CAD, which is the difference between outflow and inflow of foreign currency, touched a historic high of 6.7 per cent in the third quarter (October-December) of 2012-13 on account of higher imports of oil and gold and slowdown in exports.
Pan said gold prices have been falling currently due to deflationary risk but going forward, however, the focus may shift to global risk aversion.
"In my view gold prices may move higher going forward," he said.
Gold prices have fallen to 21-month low of Rs 26,440 per 10 grams in the domestic markets today due to continued sell off in the global markets for past few days.
Crude oil prices have also fallen below $100 a barrel in the global futures market.
Chief Economist of HDFC Bank Abheek Barua said softening gold and oil prices may see CAD at about 4.4 per cent of the GDP in the current fiscal.
"In terms of softening gold and oil prices...we have a projection for CAD of about 4.4 per cent for the current year 2013-14," Barua said.
Both Pan and Barua see the Indian economy to grow at 5.7 per cent in 2013-14.
Dun & Bradstreet said fall in gold and crude prices is a good sign, but the trend needs to continue for better results.
"We have been seeing a good development, but this trend needs to continue to have better results.
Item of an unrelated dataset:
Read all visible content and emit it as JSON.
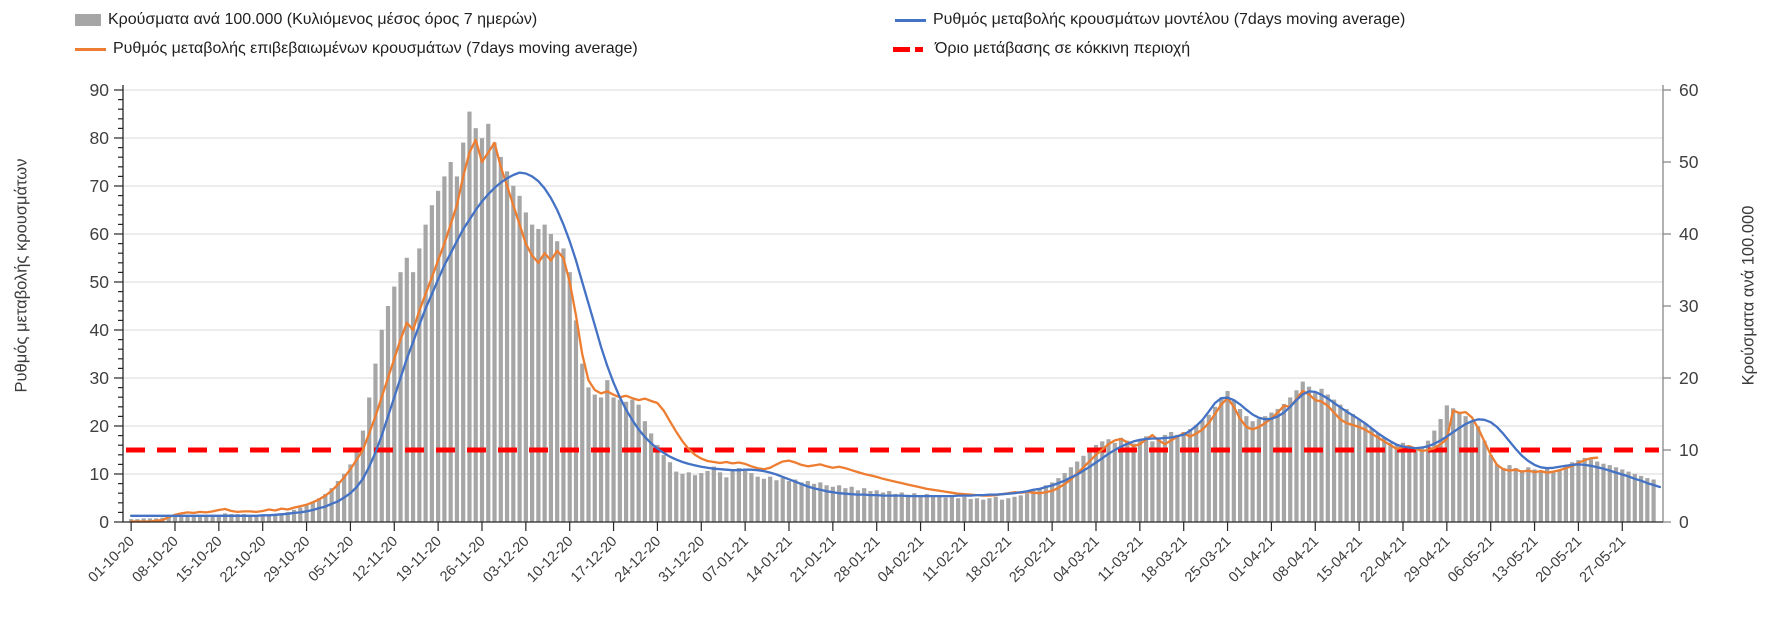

Inflation numbers below 6 per cent in March and CPI moderating, it will give enough headroom for the RBI to cut rates that will fuel growth. I think 6.5 per cent GDP growth rate is possible if the trend is continued," Dun & Bradstreet Senior Economist Arun Singh said.
Wholesale price index (WPI) based inflation in March fell to a three-year low of 5.96 per cent due to lower vegetable prices. WPI inflation stood at 6.84 per cent in February. In March, 2012, it was 7.69 per cent.
Yes Bank chief economist Shubhada Rao said, however, it will be too early to react to the falling gold and crude oil prices, but added that it is positive news on the CAD front.
"I think it is early to react and take a big comfort from falling gold and crude prices. Of course, it’s a positive news on the CAD front. I think we would prefer to wait until the market stabilises," Rao said.